The Pfizer and Moderna shots use a molecule called mRNA to trigger the production of antibodies, while the AstraZeneca and Johnson & Johnson vaccines are vector-based, meaning they insert a harmless modified virus into our bodies to complete the same job.
“The mRNA vaccines are really, really good at inducing antibody responses, and the vector-based vaccines are better at triggering T cell responses,” which are other components of the immune system that can help kill disease-causing germs, Leif Erik Sander, an infectious disease expert at the Charité University Hospital in Berlin, told Science.
This tag team approach to COVID-19 vaccination isn’t new.
The method actually got its debut in 1992 in a “landmark” experiment involving monkeys; it “became one of the most promising protection results” in scientists’ initial attempts at developing an HIV vaccine. The concept has also been studied as potential treatments for cancer.
Not to mention it’s well known — and accepted — that for some illnesses, multiple doses of the same vaccines, known as “homologous boosts,” are necessary for the shots’ success.
For example, up to five shots of the DTP (Diphtheria, Tetanus, Pertussis) vaccine may be needed in children, given three times in the first six months after birth, a fourth at age 2, and a last dose between ages 4 and 6. In adults, the Tetanus-diphtheria (Td) vaccine requires a booster shot every 10 years.
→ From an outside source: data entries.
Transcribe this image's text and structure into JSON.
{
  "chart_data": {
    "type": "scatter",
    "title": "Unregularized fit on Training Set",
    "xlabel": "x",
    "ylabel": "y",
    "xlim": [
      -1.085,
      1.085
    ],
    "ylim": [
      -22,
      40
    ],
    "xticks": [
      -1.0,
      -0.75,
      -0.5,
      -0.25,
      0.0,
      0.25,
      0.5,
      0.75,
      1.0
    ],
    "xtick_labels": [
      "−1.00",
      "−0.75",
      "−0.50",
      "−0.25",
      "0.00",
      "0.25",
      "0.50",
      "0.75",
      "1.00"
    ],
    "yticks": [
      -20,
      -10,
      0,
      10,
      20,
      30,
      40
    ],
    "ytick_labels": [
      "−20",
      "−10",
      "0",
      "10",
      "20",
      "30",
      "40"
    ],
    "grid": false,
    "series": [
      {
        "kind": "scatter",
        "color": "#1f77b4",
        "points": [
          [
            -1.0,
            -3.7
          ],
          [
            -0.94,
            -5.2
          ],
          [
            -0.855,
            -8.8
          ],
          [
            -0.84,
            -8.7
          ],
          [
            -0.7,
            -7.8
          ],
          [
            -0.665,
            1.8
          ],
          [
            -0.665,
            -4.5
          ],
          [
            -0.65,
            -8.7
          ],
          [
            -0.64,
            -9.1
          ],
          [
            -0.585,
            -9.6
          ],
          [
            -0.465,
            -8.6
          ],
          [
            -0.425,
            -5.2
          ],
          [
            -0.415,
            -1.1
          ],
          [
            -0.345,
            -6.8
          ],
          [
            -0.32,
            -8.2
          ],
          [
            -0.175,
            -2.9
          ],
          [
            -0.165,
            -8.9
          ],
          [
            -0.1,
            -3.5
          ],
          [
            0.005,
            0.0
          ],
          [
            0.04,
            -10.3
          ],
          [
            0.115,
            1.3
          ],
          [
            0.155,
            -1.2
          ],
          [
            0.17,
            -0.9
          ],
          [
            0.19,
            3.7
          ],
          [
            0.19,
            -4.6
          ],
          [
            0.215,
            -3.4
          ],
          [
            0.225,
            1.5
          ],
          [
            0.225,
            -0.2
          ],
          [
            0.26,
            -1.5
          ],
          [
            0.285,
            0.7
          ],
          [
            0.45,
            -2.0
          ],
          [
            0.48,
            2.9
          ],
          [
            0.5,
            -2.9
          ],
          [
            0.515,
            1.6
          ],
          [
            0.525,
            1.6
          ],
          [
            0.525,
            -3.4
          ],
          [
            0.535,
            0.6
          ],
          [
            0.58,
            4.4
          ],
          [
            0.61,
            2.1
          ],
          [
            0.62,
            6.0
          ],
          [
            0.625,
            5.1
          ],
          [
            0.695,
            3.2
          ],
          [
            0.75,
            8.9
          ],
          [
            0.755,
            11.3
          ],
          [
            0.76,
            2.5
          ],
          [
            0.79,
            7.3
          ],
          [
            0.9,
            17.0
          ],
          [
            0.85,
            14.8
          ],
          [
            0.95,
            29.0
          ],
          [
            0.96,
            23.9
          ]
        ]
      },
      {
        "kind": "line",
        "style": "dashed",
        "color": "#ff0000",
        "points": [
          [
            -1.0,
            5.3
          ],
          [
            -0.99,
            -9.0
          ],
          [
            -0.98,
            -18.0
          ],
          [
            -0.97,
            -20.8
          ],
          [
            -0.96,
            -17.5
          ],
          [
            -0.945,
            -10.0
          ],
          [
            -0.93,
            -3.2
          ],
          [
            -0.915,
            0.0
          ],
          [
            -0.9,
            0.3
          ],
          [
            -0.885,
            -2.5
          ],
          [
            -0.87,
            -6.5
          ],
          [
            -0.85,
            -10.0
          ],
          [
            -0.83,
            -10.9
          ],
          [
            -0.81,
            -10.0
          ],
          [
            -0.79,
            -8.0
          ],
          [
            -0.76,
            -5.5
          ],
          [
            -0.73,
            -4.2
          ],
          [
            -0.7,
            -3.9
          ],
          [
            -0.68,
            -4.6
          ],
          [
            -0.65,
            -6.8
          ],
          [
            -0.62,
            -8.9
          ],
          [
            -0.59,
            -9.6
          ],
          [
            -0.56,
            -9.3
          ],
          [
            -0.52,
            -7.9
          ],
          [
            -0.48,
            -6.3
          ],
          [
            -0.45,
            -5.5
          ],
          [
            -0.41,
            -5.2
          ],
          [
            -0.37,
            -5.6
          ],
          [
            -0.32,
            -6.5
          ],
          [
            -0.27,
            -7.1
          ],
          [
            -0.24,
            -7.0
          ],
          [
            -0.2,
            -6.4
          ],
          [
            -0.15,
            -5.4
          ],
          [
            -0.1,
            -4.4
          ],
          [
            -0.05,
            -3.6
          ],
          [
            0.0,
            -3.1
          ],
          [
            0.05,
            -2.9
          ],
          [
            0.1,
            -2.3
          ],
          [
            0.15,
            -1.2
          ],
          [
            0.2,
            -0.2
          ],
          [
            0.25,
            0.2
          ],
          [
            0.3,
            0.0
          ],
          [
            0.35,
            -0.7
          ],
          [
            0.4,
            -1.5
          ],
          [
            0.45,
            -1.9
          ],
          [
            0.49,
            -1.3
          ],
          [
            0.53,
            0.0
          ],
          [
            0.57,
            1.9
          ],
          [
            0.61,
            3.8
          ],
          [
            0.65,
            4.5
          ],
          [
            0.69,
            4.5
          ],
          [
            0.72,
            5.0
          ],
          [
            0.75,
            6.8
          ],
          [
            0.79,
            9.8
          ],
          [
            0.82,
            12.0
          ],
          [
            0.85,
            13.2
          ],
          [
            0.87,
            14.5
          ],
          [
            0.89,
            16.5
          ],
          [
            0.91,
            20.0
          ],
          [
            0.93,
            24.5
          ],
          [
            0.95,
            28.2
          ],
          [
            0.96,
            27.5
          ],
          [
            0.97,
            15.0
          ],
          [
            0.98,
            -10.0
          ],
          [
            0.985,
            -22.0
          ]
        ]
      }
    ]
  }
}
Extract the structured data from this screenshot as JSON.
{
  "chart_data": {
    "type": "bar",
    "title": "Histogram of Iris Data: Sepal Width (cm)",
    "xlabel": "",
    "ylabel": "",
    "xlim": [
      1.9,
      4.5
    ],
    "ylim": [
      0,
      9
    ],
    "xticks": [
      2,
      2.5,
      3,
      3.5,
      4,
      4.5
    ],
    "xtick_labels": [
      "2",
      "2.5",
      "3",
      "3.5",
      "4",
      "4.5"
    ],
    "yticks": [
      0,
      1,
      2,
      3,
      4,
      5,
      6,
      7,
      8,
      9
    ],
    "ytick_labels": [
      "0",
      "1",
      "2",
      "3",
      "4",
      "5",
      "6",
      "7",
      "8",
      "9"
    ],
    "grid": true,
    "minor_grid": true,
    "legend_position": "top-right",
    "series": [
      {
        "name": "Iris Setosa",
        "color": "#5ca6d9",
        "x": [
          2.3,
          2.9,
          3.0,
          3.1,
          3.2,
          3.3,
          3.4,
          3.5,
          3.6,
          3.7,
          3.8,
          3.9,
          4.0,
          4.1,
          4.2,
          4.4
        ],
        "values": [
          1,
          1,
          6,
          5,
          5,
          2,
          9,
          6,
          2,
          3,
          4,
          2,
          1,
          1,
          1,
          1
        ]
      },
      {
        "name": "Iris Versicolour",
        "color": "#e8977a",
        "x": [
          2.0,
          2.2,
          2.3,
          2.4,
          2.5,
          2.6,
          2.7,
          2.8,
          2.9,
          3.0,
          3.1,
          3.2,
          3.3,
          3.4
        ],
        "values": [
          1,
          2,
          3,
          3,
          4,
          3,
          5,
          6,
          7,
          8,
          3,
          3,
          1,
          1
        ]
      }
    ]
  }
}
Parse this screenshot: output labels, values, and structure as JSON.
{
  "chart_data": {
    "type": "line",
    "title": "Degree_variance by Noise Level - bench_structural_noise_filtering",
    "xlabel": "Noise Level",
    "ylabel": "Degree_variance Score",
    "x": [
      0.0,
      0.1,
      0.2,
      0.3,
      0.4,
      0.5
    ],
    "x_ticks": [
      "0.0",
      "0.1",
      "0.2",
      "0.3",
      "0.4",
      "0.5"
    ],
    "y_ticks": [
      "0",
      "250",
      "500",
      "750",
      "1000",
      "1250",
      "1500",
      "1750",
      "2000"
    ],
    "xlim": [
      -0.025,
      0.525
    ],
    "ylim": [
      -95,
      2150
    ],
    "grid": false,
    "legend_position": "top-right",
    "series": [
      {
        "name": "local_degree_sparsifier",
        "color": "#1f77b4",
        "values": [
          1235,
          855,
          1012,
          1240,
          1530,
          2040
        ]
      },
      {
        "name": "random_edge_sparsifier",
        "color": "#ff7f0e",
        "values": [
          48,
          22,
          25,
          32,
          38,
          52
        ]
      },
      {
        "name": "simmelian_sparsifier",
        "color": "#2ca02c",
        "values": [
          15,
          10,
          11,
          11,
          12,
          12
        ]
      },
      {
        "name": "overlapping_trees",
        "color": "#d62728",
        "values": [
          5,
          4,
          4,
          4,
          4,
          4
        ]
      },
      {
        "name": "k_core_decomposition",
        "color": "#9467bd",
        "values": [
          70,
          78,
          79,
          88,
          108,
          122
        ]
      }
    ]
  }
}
Despite the positive evidence collected so far, federal and international health officials say it’s too early to officially recommend mixing and matching COVID-19 vaccines to receive extra protection against variants.
The National Institutes of Health announced June 1 that it started a clinical trial to study the method.
“Although the vaccines currently authorized by the U.S. Food and Drug Administration offer strong protection against COVID-19, we need to prepare for the possibility of needing booster shots to counter waning immunity and to keep pace with an evolving virus,” National Institute of Allergy and Infectious Diseases Director Dr. Anthony Fauci said in a statement. “The results of this trial are intended to inform public health policy decisions on the potential use of mixed vaccine schedules should booster doses be indicated.”